Facciamo dei nomi, le va?
Altroché. Tanto per cominciare la Germania e poi l’Italia. Due Paesi che hanno sempre dipeso dal gas russo, tanto da finire per abbracciarlo e mettendosi così alle dipendenze di Mosca. Eccolo, l’errore. Bisognava pensare a come essere autonomi e liberi sul piano energetico, non comprare energia da un Paese in cui la democrazia non è mai esistita.
Petrolio, gas… ma anche grano. Si mormora di una crisi alimentare, a fine anno. La Russia, d’altronde, vende grano a mezzo mondo.
Guardi, la sostanza non cambia, è lo stesso tipo di problema che abbiamo con il petrolio e il gas, perché la Russia e l’Ucraina sono fornitori molto importanti di prodotti agroalimentari, in particolare il grano. L’errore che l’Europa ha fatto è stato quello di non prendere le giuste precauzioni nei confronti di un Paese che ha delle risorse enormi, pari a un sesto di quelle globali.
Capitolo conti pubblici. Se le dico che Spagna e Olanda hanno chiesto a Bruxelles di rivedere il patto di Stabilità, annacquando la regola sul rientro del debito, che mi dice? L’Olanda da frugale si è scoperta colomba e a qualcuno questa sembra una notizia…

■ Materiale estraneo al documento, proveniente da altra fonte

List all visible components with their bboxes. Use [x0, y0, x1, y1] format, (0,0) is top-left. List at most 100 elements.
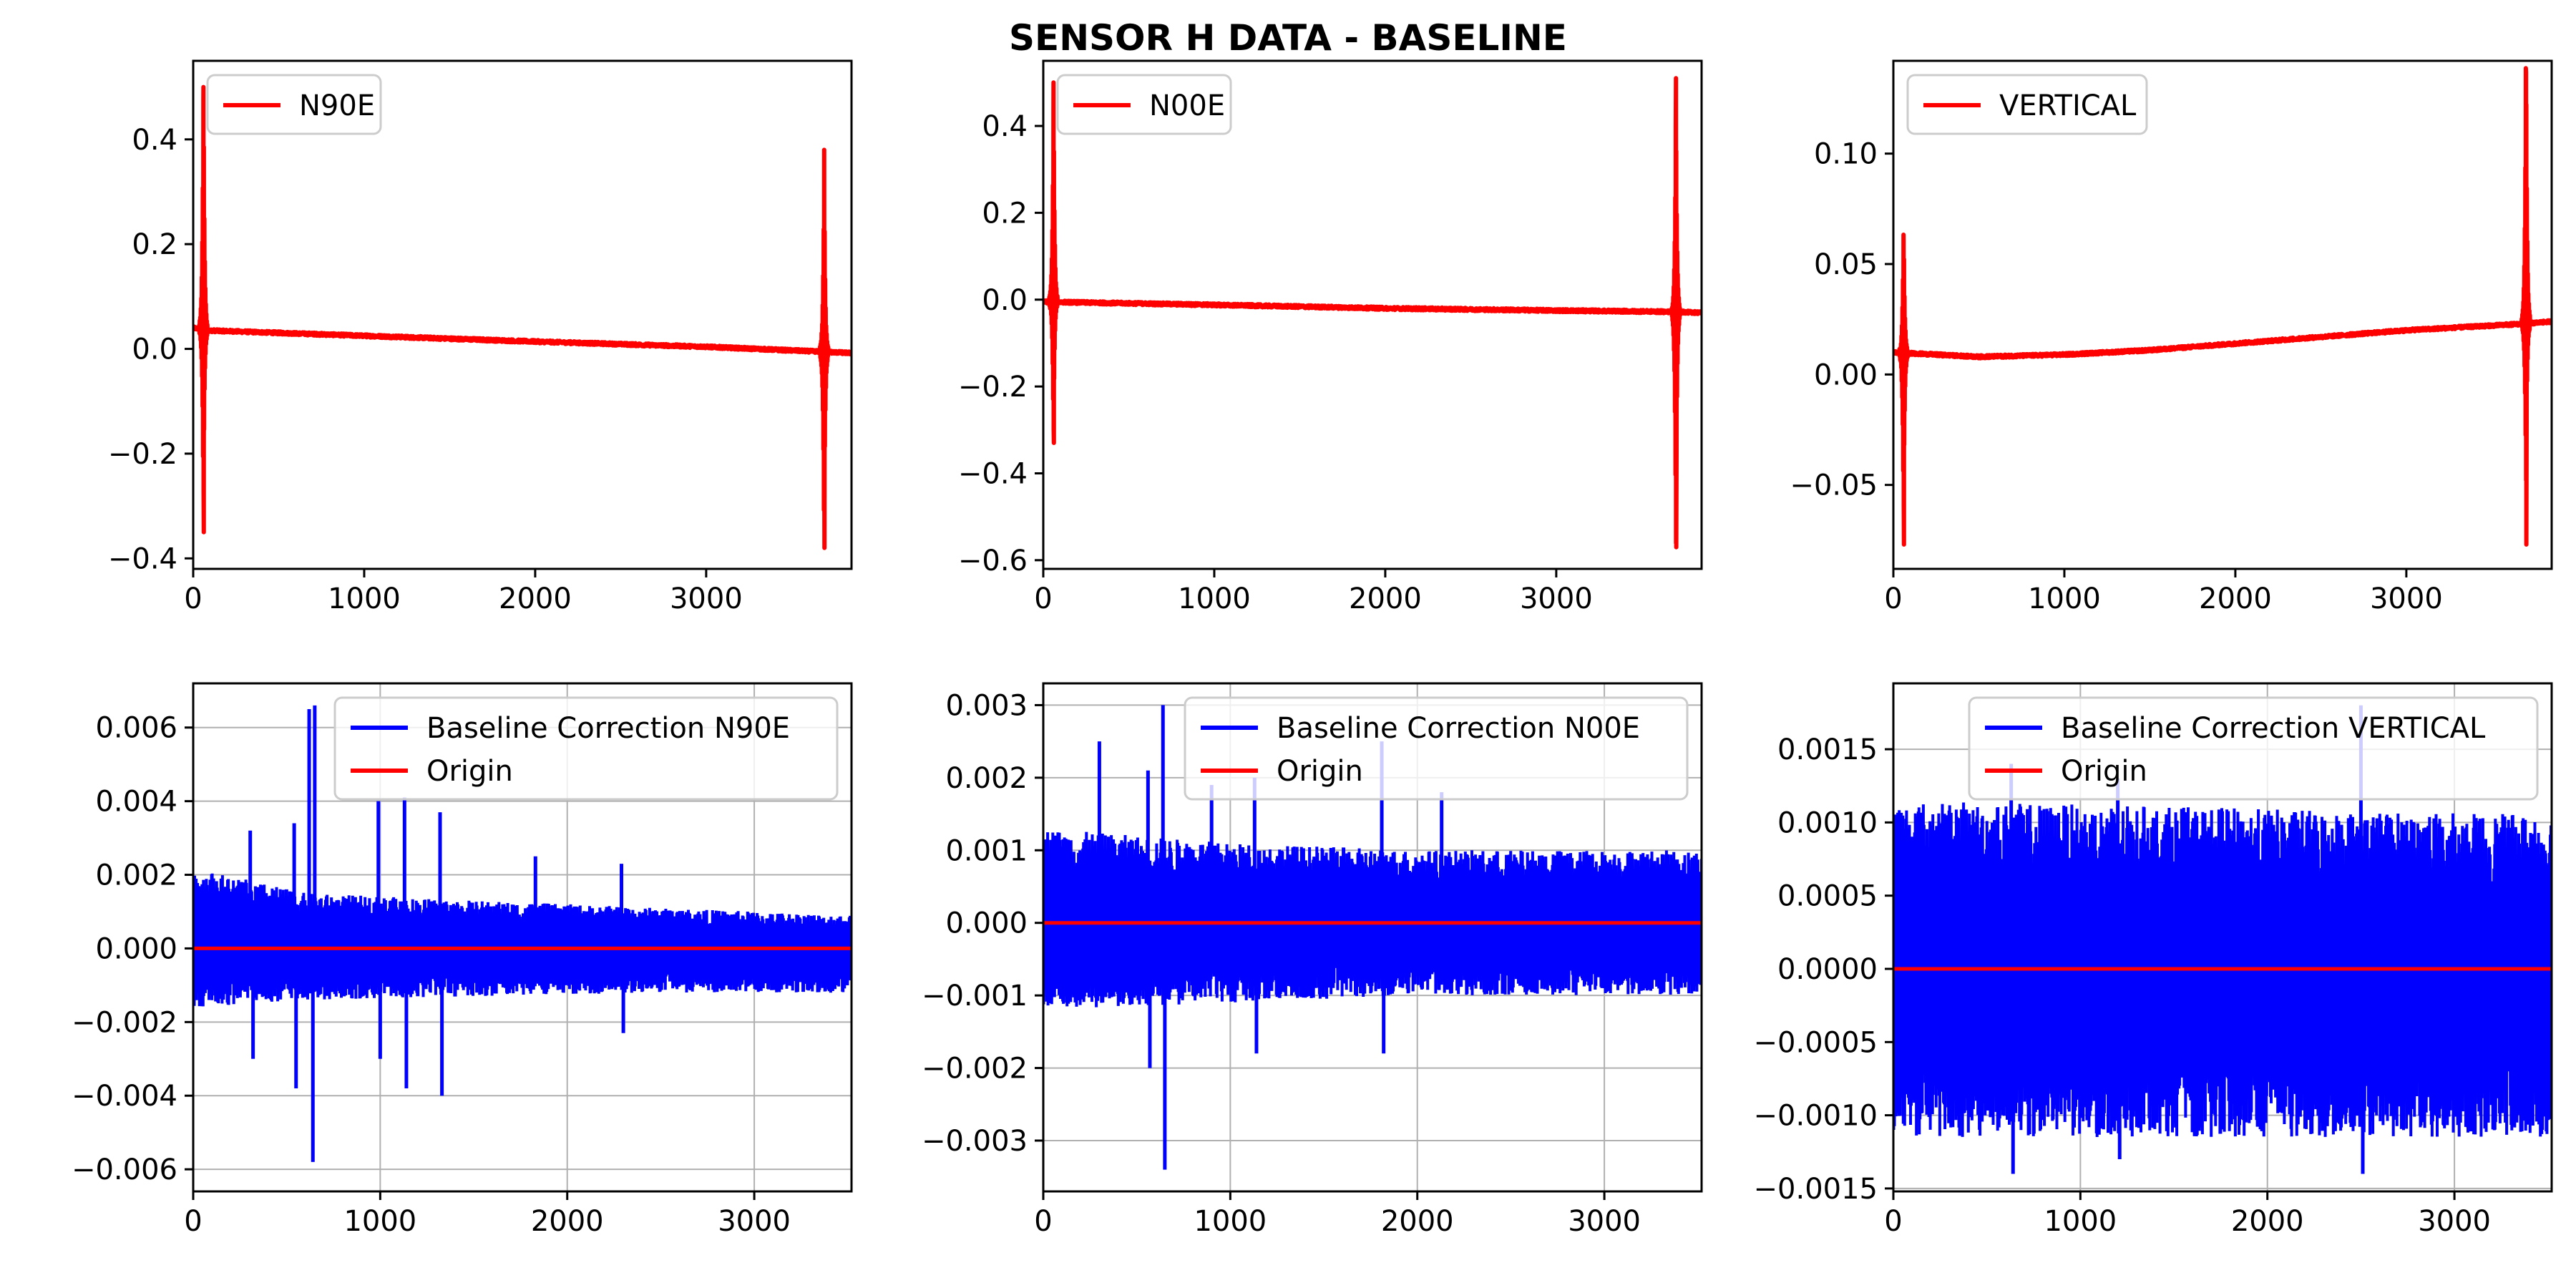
y-tick-label: −0.003 [922, 1125, 1028, 1158]
y-tick-label: −0.0015 [1754, 1173, 1878, 1206]
y-tick-label: 0.000 [95, 932, 177, 965]
axes-frame [1892, 59, 2553, 570]
y-tick-label: 0.0010 [1777, 806, 1878, 839]
x-tick-label: 2000 [2199, 582, 2272, 615]
subplot-5: 0 1000 2000 3000 −0.003 −0.002 −0.001 0.000 0.00… [922, 682, 1703, 1238]
y-tick-label: −0.0010 [1754, 1100, 1878, 1133]
x-tick-label: 3000 [670, 582, 743, 615]
x-tick-label: 0 [1884, 582, 1902, 615]
y-tick-label: −0.006 [72, 1153, 177, 1186]
y-tick-label: −0.004 [72, 1080, 177, 1113]
y-tick-label: 0.0 [982, 284, 1028, 317]
y-tick-label: −0.0005 [1754, 1026, 1878, 1059]
series-line-baseline-correction [1043, 831, 1702, 1008]
y-tick-label: −0.002 [72, 1006, 177, 1039]
y-axis: −0.4 −0.2 0.0 0.2 0.4 [108, 124, 193, 575]
x-axis: 0 1000 2000 3000 [1034, 1191, 1641, 1238]
x-axis: 0 1000 2000 3000 [184, 569, 743, 615]
subplot-2: 0 1000 2000 3000 −0.6 −0.4 −0.2 0.0 0.2 0.4 N00E [958, 59, 1703, 615]
series-spikes [248, 705, 625, 1162]
x-tick-label: 3000 [2418, 1205, 2491, 1238]
y-tick-label: 0.2 [132, 228, 177, 261]
y-axis: −0.05 0.00 0.05 0.10 [1790, 138, 1893, 502]
legend-box [1968, 696, 2539, 801]
x-tick-label: 0 [1034, 1205, 1052, 1238]
y-tick-label: 0.10 [1814, 138, 1878, 171]
legend-label: N90E [299, 89, 375, 122]
y-tick-label: 0.4 [982, 110, 1028, 143]
subplot-4: 0 1000 2000 3000 −0.006 −0.004 −0.002 0.000 0.00… [72, 682, 853, 1238]
y-tick-label: 0.0000 [1777, 953, 1878, 986]
x-tick-label: 2000 [1381, 1205, 1454, 1238]
x-tick-label: 3000 [1520, 582, 1593, 615]
plot-area [1893, 66, 2552, 547]
figure-title: SENSOR H DATA - BASELINE [1009, 17, 1567, 59]
axes-frame [192, 682, 853, 1193]
plot-area [1043, 76, 1702, 550]
subplot-grid: 0 1000 2000 3000 −0.4 −0.2 0.0 0.2 0.4 N90E 0 1000 2… [72, 59, 2553, 1238]
legend-label: Origin [2061, 755, 2147, 788]
legend: VERTICAL [1906, 74, 2148, 135]
subplot-6: 0 1000 2000 3000 −0.0015 −0.0010 −0.0005 0.0000… [1754, 682, 2553, 1238]
x-tick-label: 0 [1884, 1205, 1902, 1238]
series-spikes [1097, 705, 1444, 1170]
legend-label: N00E [1149, 89, 1225, 122]
legend-label: Baseline Correction N90E [426, 712, 790, 745]
series-line-baseline-correction [193, 873, 852, 1007]
y-tick-label: 0.004 [95, 786, 177, 819]
y-tick-label: 0.003 [945, 689, 1028, 722]
series-line-baseline-correction [1893, 802, 2552, 1138]
y-tick-label: −0.05 [1790, 469, 1878, 502]
x-axis: 0 1000 2000 3000 [184, 1191, 791, 1238]
x-axis: 0 1000 2000 3000 [1034, 569, 1593, 615]
y-axis: −0.003 −0.002 −0.001 0.000 0.001 0.002 0.003 [922, 689, 1043, 1158]
legend-label: Origin [1277, 755, 1363, 788]
y-tick-label: 0.001 [945, 834, 1028, 867]
x-tick-label: 2000 [2231, 1205, 2304, 1238]
x-tick-label: 3000 [2370, 582, 2443, 615]
x-tick-label: 1000 [1178, 582, 1251, 615]
series-line-n00e [1043, 76, 1702, 550]
legend-label: Origin [426, 755, 513, 788]
legend-box [1056, 74, 1232, 135]
y-tick-label: 0.006 [95, 712, 177, 745]
x-axis: 0 1000 2000 3000 [1884, 569, 2443, 615]
series-line-n90e [193, 84, 852, 550]
y-tick-label: 0.0 [132, 333, 177, 366]
y-axis: −0.6 −0.4 −0.2 0.0 0.2 0.4 [958, 110, 1043, 577]
x-tick-label: 2000 [499, 582, 572, 615]
y-tick-label: −0.001 [922, 980, 1028, 1013]
legend-box [333, 696, 839, 801]
x-tick-label: 1000 [328, 582, 401, 615]
y-tick-label: 0.0015 [1777, 733, 1878, 766]
legend: N00E [1056, 74, 1232, 135]
x-tick-label: 2000 [531, 1205, 604, 1238]
legend: N90E [206, 74, 382, 135]
legend-label: Baseline Correction N00E [1277, 712, 1640, 745]
legend-box [206, 74, 382, 135]
y-tick-label: −0.2 [108, 438, 177, 471]
axes-frame [1892, 682, 2553, 1193]
legend: Baseline Correction N90E Origin [333, 696, 839, 801]
y-tick-label: −0.002 [922, 1053, 1028, 1085]
y-tick-label: 0.002 [945, 762, 1028, 795]
legend-label: Baseline Correction VERTICAL [2061, 712, 2486, 745]
plot-area [1043, 705, 1702, 1170]
y-tick-label: −0.4 [108, 542, 177, 575]
series-line-vertical [1893, 66, 2552, 547]
subplot-3: 0 1000 2000 3000 −0.05 0.00 0.05 0.10 VERTICAL [1790, 59, 2553, 615]
x-tick-label: 3000 [718, 1205, 791, 1238]
x-tick-label: 0 [184, 582, 202, 615]
x-tick-label: 2000 [1349, 582, 1422, 615]
x-tick-label: 1000 [2028, 582, 2101, 615]
y-tick-label: 0.2 [982, 197, 1028, 230]
x-tick-label: 1000 [1194, 1205, 1267, 1238]
legend-box [1184, 696, 1689, 801]
x-tick-label: 3000 [1568, 1205, 1641, 1238]
axes-frame [1042, 682, 1703, 1193]
x-tick-label: 0 [184, 1205, 202, 1238]
y-tick-label: −0.2 [958, 371, 1028, 404]
plot-area [193, 84, 852, 550]
y-tick-label: 0.00 [1814, 358, 1878, 391]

Lo è, ma non così tanto. L’Olanda non ha fame, non soffre, si trova in una posizione di rigore tipica di chi non deve fare sforzi. Ma quando la crisi arriva, e morde, ecco che improvvisamente la posizione cambia. Capisce? Non è che ad Amsterdam sono impazziti, molto semplicemente hanno bisogno di ossigeno, come tutti noi. E di rigore, mi creda anche qui, si muore. Il rigore genera violenza su violenza.
Allora le regole del vecchio Patto non torneranno. Possiamo stare tranquilli, se così si può dire.
Non torneranno in vigore. A meno che l’Europa non sia talmente dottrinale da non valere la pena di essere costruita. Non credo sia possibile immaginare che l’Europa preferisca la dottrina al benessere della gente e dell’economia.